2020 saw an unprecedented spike in traffic violence, and 2021 got even worse. Deaths among drivers, pedestrians, and bicycle riders all went up. Smart Cities Dive has a summary of the latest report.
- Traffic fatalities jumped 10.5% in 2021 from the prior year, according to an early estimate issued Tuesday by the National Highway Traffic Safety Administration. Fatalities on urban roads rose 16%.
- NHTSA also estimated that 7,342 pedestrians were killed in traffic fatalities in 2021, a 13% increase over 2020’s already historically high number. Deaths among bicyclists were up 5% in that period.
The statistics are troubling on their own, but look even more unsettling when we put them in context of the bigger picture. In recent years, governments around the nation have pushed “vision zero” plans to eliminate traffic violence. Car manufacturers advertise their high safety ratings. Everyone, it seems, cares a lot about safety. But despite this nominal push for safety across the board, the opposite outcome is happening.

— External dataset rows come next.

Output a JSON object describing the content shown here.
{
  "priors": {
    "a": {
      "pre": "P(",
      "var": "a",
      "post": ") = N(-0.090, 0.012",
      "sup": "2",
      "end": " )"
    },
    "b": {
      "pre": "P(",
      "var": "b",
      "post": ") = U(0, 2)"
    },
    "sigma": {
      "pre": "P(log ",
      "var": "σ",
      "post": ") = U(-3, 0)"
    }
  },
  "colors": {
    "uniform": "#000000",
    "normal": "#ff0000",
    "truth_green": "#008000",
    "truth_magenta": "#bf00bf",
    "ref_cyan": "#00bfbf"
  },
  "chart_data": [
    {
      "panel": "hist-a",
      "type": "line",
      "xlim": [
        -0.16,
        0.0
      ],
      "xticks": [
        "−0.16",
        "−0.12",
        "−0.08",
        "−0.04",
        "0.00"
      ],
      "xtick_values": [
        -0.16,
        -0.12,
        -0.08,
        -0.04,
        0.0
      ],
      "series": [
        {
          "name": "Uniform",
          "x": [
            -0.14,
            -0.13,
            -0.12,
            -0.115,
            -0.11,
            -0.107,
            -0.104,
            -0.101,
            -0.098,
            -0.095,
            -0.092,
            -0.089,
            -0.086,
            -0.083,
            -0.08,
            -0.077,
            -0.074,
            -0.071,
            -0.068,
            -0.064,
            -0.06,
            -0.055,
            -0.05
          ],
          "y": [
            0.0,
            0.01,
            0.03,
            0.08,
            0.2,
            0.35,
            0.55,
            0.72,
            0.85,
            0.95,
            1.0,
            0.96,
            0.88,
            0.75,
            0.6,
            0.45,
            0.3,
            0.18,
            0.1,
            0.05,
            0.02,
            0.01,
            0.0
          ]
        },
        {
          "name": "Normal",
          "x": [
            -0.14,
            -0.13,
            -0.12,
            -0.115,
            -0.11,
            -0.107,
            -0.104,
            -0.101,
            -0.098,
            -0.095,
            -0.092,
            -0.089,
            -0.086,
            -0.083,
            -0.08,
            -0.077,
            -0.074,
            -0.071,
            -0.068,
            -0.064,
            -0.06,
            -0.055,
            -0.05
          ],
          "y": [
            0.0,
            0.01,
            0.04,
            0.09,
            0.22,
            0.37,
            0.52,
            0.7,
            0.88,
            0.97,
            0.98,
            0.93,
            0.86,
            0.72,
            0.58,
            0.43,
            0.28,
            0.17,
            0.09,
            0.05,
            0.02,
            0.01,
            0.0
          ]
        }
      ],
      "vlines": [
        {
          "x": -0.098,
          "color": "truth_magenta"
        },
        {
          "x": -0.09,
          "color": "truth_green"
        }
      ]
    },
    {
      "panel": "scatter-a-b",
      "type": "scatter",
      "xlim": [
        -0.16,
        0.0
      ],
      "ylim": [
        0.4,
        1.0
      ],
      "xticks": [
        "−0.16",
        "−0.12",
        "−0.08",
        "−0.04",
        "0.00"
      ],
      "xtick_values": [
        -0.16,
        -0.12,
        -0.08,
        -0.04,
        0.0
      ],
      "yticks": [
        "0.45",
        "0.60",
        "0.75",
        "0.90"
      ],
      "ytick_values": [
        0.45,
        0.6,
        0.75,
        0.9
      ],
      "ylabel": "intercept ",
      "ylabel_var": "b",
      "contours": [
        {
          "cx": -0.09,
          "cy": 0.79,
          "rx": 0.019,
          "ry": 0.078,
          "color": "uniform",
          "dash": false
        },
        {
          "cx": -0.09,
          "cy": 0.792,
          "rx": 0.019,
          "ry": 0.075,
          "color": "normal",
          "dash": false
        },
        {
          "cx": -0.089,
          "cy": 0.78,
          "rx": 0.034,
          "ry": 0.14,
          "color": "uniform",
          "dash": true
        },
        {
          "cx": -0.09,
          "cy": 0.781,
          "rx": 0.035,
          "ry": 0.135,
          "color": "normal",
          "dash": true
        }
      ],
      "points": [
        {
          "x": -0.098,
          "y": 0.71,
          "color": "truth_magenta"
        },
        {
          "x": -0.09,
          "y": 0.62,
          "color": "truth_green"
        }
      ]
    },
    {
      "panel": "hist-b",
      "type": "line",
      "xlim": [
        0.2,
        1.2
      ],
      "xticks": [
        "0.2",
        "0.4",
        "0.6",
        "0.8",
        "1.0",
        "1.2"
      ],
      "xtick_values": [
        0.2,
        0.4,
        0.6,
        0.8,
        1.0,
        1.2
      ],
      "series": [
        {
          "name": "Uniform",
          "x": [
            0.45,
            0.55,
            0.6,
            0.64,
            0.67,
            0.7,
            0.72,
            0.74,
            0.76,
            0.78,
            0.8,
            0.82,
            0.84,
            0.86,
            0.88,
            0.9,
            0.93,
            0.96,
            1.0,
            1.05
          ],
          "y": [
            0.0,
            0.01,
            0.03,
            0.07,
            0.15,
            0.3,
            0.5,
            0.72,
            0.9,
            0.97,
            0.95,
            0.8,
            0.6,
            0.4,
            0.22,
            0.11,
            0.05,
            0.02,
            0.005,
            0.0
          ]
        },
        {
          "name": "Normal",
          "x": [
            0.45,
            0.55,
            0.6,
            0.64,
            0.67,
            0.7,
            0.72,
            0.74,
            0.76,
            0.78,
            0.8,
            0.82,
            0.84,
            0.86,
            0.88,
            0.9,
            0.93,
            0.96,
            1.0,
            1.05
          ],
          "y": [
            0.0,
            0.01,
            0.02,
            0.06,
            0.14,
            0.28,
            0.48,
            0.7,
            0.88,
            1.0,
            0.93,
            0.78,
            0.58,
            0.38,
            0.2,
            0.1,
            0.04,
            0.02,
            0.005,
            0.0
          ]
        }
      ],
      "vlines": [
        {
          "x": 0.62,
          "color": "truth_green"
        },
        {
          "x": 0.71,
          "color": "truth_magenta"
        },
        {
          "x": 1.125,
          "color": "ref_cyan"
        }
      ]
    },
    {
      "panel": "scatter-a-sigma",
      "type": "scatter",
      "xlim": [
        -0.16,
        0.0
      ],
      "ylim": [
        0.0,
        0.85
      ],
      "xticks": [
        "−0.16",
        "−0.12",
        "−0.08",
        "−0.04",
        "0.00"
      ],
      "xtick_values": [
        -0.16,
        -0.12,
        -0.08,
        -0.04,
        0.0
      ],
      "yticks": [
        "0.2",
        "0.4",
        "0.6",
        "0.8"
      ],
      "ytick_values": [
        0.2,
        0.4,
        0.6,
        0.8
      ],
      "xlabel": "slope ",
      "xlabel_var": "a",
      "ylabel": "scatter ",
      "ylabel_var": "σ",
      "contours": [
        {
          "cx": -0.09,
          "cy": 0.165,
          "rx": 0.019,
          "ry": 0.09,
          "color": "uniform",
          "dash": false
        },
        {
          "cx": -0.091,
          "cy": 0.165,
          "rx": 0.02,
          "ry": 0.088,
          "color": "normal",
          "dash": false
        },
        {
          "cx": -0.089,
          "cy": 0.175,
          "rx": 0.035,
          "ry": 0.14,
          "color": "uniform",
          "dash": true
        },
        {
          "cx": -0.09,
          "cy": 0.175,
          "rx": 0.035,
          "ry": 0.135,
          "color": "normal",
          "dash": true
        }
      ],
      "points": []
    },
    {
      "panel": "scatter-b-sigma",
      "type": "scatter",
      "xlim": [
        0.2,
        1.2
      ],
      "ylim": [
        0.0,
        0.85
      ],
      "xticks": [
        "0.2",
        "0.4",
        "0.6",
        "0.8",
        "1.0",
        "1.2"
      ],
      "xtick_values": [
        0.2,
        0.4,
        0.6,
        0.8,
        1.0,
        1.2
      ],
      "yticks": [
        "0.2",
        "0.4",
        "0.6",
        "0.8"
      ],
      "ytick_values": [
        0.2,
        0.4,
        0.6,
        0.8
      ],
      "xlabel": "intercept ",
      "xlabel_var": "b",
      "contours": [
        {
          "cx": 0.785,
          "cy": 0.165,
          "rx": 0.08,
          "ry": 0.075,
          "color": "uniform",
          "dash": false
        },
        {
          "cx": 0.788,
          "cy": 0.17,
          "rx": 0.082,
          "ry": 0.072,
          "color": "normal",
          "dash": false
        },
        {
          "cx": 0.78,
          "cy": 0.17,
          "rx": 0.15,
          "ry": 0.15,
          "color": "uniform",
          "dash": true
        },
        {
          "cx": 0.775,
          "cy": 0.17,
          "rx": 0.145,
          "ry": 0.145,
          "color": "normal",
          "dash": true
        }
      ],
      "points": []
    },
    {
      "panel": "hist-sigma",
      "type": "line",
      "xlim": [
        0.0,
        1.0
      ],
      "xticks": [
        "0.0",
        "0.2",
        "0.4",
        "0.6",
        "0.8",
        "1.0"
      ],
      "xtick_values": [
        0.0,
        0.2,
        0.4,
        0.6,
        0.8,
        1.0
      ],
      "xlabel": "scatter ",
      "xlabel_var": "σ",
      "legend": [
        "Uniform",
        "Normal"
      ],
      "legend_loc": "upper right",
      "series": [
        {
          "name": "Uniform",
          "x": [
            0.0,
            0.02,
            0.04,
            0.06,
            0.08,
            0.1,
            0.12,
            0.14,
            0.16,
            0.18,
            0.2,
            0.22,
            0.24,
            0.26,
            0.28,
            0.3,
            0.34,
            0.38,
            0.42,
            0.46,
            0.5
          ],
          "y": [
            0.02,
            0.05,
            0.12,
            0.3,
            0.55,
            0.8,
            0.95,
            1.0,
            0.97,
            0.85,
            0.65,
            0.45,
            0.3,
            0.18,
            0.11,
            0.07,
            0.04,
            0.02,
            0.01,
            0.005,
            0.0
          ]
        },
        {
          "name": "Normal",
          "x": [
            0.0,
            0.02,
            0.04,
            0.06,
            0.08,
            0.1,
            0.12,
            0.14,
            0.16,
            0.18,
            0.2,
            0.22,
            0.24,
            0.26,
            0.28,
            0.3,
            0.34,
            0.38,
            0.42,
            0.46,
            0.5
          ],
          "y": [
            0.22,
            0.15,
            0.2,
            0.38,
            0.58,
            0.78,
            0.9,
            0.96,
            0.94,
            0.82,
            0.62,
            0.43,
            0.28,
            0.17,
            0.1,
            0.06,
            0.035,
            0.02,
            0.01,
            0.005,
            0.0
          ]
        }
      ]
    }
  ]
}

This isn’t the only apparent contradiction we’ve seen recently. In 2020, there was the pandemic traffic death paradox, where the number of cars on the road dropped, but the number of traffic deaths rose dramatically.
Our problem is not just that our existing safety programs haven’t gone far enough. Our car-centric streets are fundamentally hostile to human life. As long as our national and local governments keep prioritizing faster, bigger cars at the expense of every other option, then individual safety efforts simply don’t stand a chance. We need to re-prioritize humans by making people on foot central to our mobility infrastructure.